Now let’s compare these numbers with the ones from a 2015 PC architecture :
A Geforce 970 has 4 GB of video memory (x16) with a 200 GB/s bandwidth (x10), can process 5 Teraflop of data (x25) and support 8 render targets. However the theorical peak bandwidth of DD3 is 20 GB/s which is barely what the PS3 did offer in 2007.
The implication for emulation are strong : we can’t afford extra memory transfers between main memory and video memory.
RSX and Cell interaction
In all modern architecture CPU and GPU are executing independently from each others and PS3 is no exception.
RSX commands are 32 bits instructions puts in command buffers in a sequential maneer by Cell. There are 3 special command that are used to break the sequential flow of RSX, namely JUMP (mostly used to move from one command buffer to another) and CALL/RETURN pair (used to implement subroutines). Of course Cell needs to be able to prevent RSX to read commands faster than it can fill command buffer and thus RSX provides a « get » and a « put » register accessible from Cell. « Get » contains the memory address of the command the RSX is currently reading. « Put » can be written to by Cell, and is used as a « barrier », ie the RSX reads command only if Get and Put are different. Put register’s purpose is similar to glFlush in OpenGL.

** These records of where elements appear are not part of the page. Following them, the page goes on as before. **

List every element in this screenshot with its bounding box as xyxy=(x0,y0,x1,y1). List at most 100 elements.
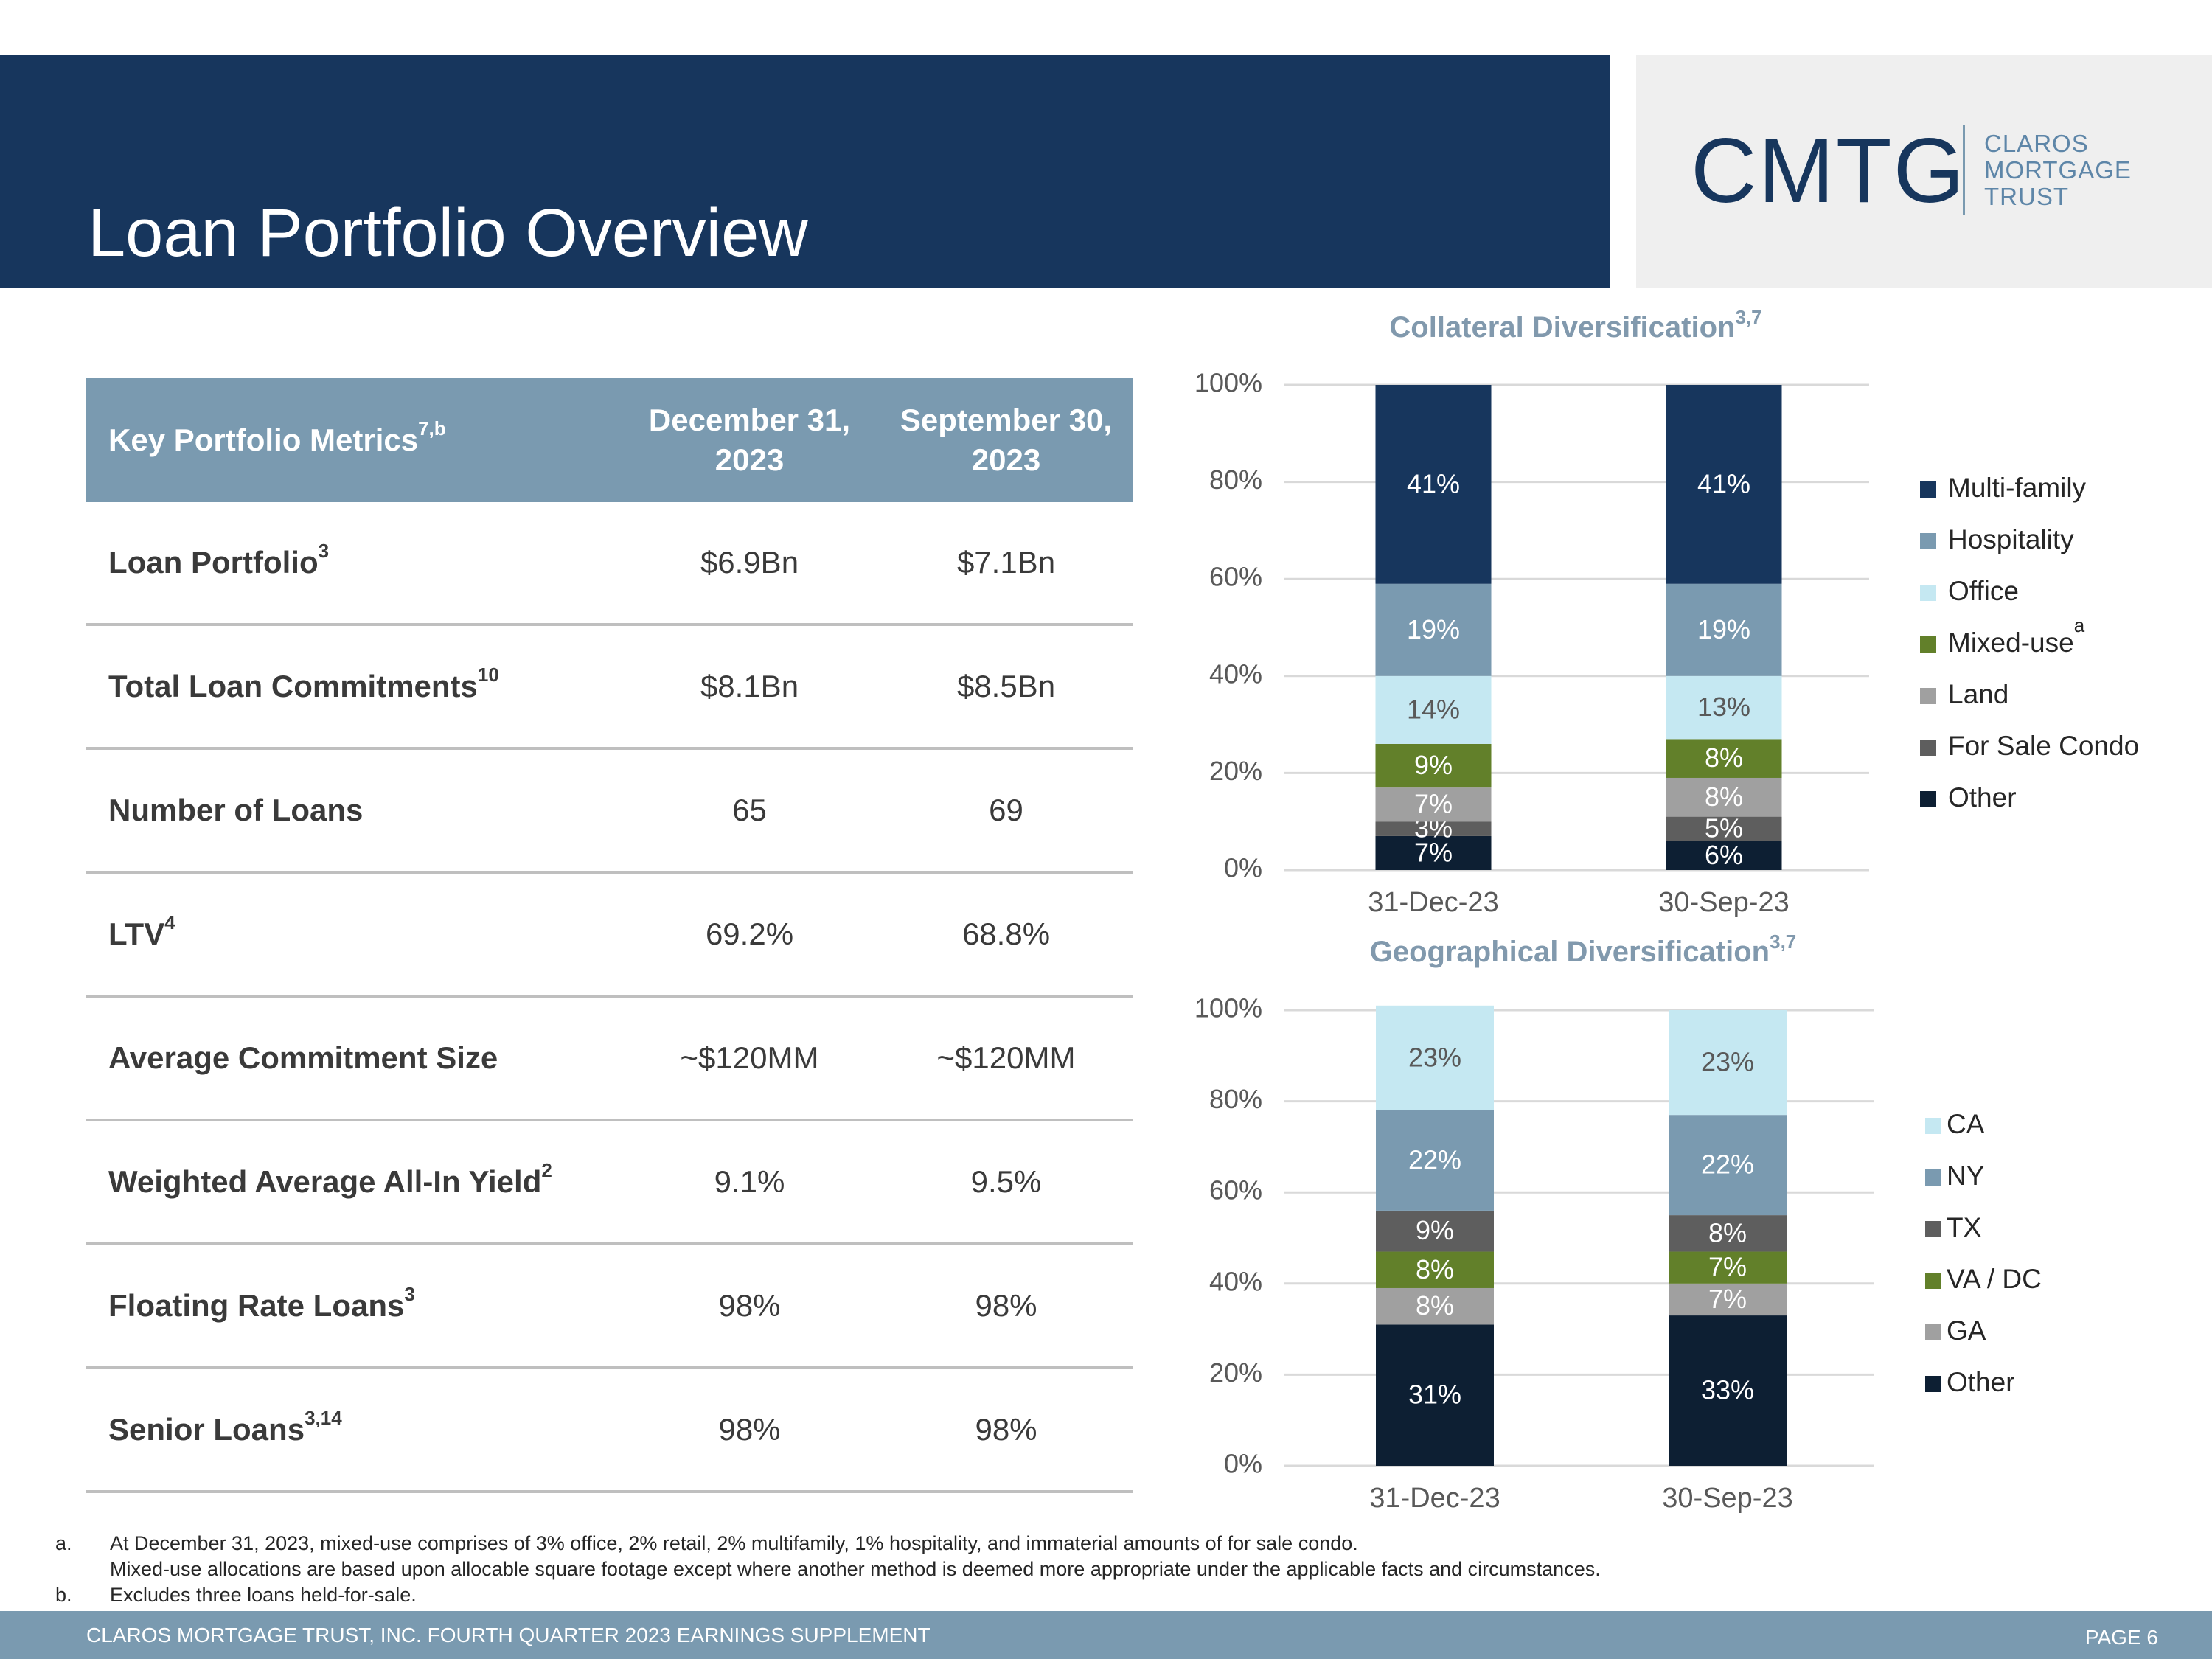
data-label: 8% xyxy=(1705,782,1743,812)
legend-label: Other xyxy=(1947,1367,2015,1397)
legend-label: Office xyxy=(1948,576,2019,606)
footnotes: a. At December 31, 2023, mixed-use compri… xyxy=(55,1531,1601,1608)
bar-segment xyxy=(1375,675,1492,744)
data-label: 7% xyxy=(1414,837,1453,867)
chart-title-sup: 3,7 xyxy=(1770,931,1796,953)
bar-segment xyxy=(1666,777,1782,817)
table-row: Average Commitment Size ~$120MM ~$120MM xyxy=(86,998,1133,1121)
legend-swatch xyxy=(1925,1169,1941,1186)
row-label: Loan Portfolio 3 xyxy=(108,502,329,623)
bar-segment xyxy=(1376,1251,1494,1288)
logo: CMTG CLAROS MORTGAGE TRUST xyxy=(1636,55,2212,288)
label-text: Key Portfolio Metrics xyxy=(108,422,419,457)
data-label: 23% xyxy=(1701,1047,1754,1077)
legend-label: CA xyxy=(1947,1109,1985,1139)
bar-segment xyxy=(1376,1287,1494,1325)
row-label: Total Loan Commitments 10 xyxy=(108,626,499,747)
table-row: Senior Loans 3,14 98% 98% xyxy=(86,1369,1133,1493)
page-title: Loan Portfolio Overview xyxy=(88,195,808,271)
header-cell: December 31, 2023 xyxy=(648,403,851,477)
row-label: LTV 4 xyxy=(108,874,175,995)
footer: CLAROS MORTGAGE TRUST, INC. FOURTH QUART… xyxy=(0,1611,2212,1659)
superscript: 10 xyxy=(477,663,499,686)
table-row: Number of Loans 65 69 xyxy=(86,750,1133,874)
cell-value: ~$120MM xyxy=(936,1040,1076,1075)
y-tick-label: 40% xyxy=(1209,658,1262,689)
data-label: 9% xyxy=(1416,1215,1454,1245)
footnote: b. Excludes three loans held-for-sale. xyxy=(55,1582,1601,1608)
chart-title: Collateral Diversification3,7 xyxy=(1389,306,1761,344)
label-text: LTV xyxy=(108,917,165,951)
legend-text: Land xyxy=(1948,679,2008,709)
superscript: 3,14 xyxy=(305,1406,342,1429)
bar-segment xyxy=(1669,1251,1787,1284)
table-row: Total Loan Commitments 10 $8.1Bn $8.5Bn xyxy=(86,626,1133,750)
table-row: LTV 4 69.2% 68.8% xyxy=(86,874,1133,998)
data-label: 31% xyxy=(1408,1380,1461,1410)
header-band xyxy=(0,55,1610,288)
bar-segment xyxy=(1666,385,1782,584)
legend-swatch xyxy=(1920,791,1936,807)
table-header: Key Portfolio Metrics 7,b December 31, 202… xyxy=(86,378,1133,502)
bar-segment xyxy=(1376,1210,1494,1252)
label-text: Number of Loans xyxy=(108,793,364,827)
cell-value: 98% xyxy=(718,1412,781,1447)
row-label: Floating Rate Loans 3 xyxy=(108,1245,415,1366)
y-tick-label: 80% xyxy=(1209,465,1262,495)
bar-segment xyxy=(1669,1215,1787,1252)
footnote-line: Mixed-use allocations are based upon all… xyxy=(110,1558,1601,1580)
bar-segment xyxy=(1375,583,1492,676)
x-tick-label: 31-Dec-23 xyxy=(1369,1483,1500,1514)
legend-text: Hospitality xyxy=(1948,524,2074,554)
legend-text: CA xyxy=(1947,1109,1985,1139)
footnote-line: At December 31, 2023, mixed-use comprise… xyxy=(110,1532,1358,1554)
legend-swatch xyxy=(1920,533,1936,549)
legend-text: Other xyxy=(1947,1367,2015,1397)
row-label: Senior Loans 3,14 xyxy=(108,1369,342,1490)
data-label: 8% xyxy=(1416,1254,1454,1284)
y-tick-label: 80% xyxy=(1209,1084,1262,1114)
x-tick-label: 30-Sep-23 xyxy=(1662,1483,1792,1514)
superscript: 7,b xyxy=(418,417,446,439)
data-label: 5% xyxy=(1705,813,1743,844)
data-label: 22% xyxy=(1701,1150,1754,1180)
x-tick-label: 31-Dec-23 xyxy=(1368,887,1498,918)
legend-swatch xyxy=(1920,636,1936,653)
bar-segment xyxy=(1375,385,1492,584)
y-tick-label: 0% xyxy=(1224,853,1262,883)
y-tick-label: 100% xyxy=(1194,993,1262,1023)
y-tick-label: 100% xyxy=(1194,368,1262,398)
legend-text: Multi-family xyxy=(1948,473,2087,503)
bar-segment xyxy=(1669,1010,1787,1116)
legend-text: NY xyxy=(1947,1161,1984,1191)
row-label: Average Commitment Size xyxy=(108,998,498,1119)
bar-segment xyxy=(1376,1110,1494,1211)
page-number: PAGE 6 xyxy=(2084,1626,2158,1649)
data-label: 8% xyxy=(1416,1290,1454,1321)
bar-segment xyxy=(1669,1315,1787,1466)
label-text: Total Loan Commitments xyxy=(108,669,478,703)
cell-value: 65 xyxy=(732,793,767,827)
bar-segment xyxy=(1375,787,1492,822)
cell-value: 98% xyxy=(975,1288,1037,1323)
cell-value: 9.5% xyxy=(970,1164,1042,1199)
cell-value: $6.9Bn xyxy=(700,545,799,580)
header-label: Key Portfolio Metrics 7,b xyxy=(108,378,446,502)
legend-swatch xyxy=(1925,1376,1941,1392)
logo-line: TRUST xyxy=(1984,183,2069,210)
cell-value: ~$120MM xyxy=(680,1040,819,1075)
legend-text: Other xyxy=(1948,782,2017,813)
bar-segment xyxy=(1666,816,1782,841)
data-label: 7% xyxy=(1414,789,1453,819)
data-label: 19% xyxy=(1407,614,1460,644)
legend-swatch xyxy=(1925,1221,1941,1237)
bar-segment xyxy=(1375,743,1492,788)
y-tick-label: 20% xyxy=(1209,756,1262,786)
legend-label: Multi-family xyxy=(1948,473,2087,503)
cell-value: 9.1% xyxy=(714,1164,785,1199)
chart-title-text: Collateral Diversification xyxy=(1389,311,1735,344)
data-label: 22% xyxy=(1408,1144,1461,1175)
label-text: Floating Rate Loans xyxy=(108,1288,405,1323)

RSX commands can be sorted in 3 categories :
- Commands that set RSX register. Like most ancient GPU the RSX doesn’t fetch non buffer inputs in memory but in hardware registers. This includes textures, buffers, render surface… description (their location, their format, their stride, …), vertex constants (RSX has 512 4×32 registers storage for vertex constants), some pipeline state related to blending operation or depth testing. I didn’t mention fragment constants (or pixel shader constant if you prefer D3D terminology) because it looks like there is no true storage for them, the cell has to « patch » fragment program/pixel shader in memory.
- Commands that issues actual rendering operations. So far I only saw 3 of them, a « clear surface » command that clear render targets (the clear value being stored in register), a « draw » command that issues an unindexed rendering call, an an « indexed draw » command that issues an indexed rendering call.
- Commands managing semaphores. Semaphore provide a more powerful sync mechanism than the get/put register. Semaphore are basically location in memory associated with a 32 bits values. A wait command can be used to make RSX hold execution until the semaphore values is the same as the expected one, for instance to allow Cell to complete buffer filling task. A release command can be used to make RSX writes a specific value to the semaphore location ; this way a Cell thread can be notified that RSX has finished with a given rendering command and is free to update buffers.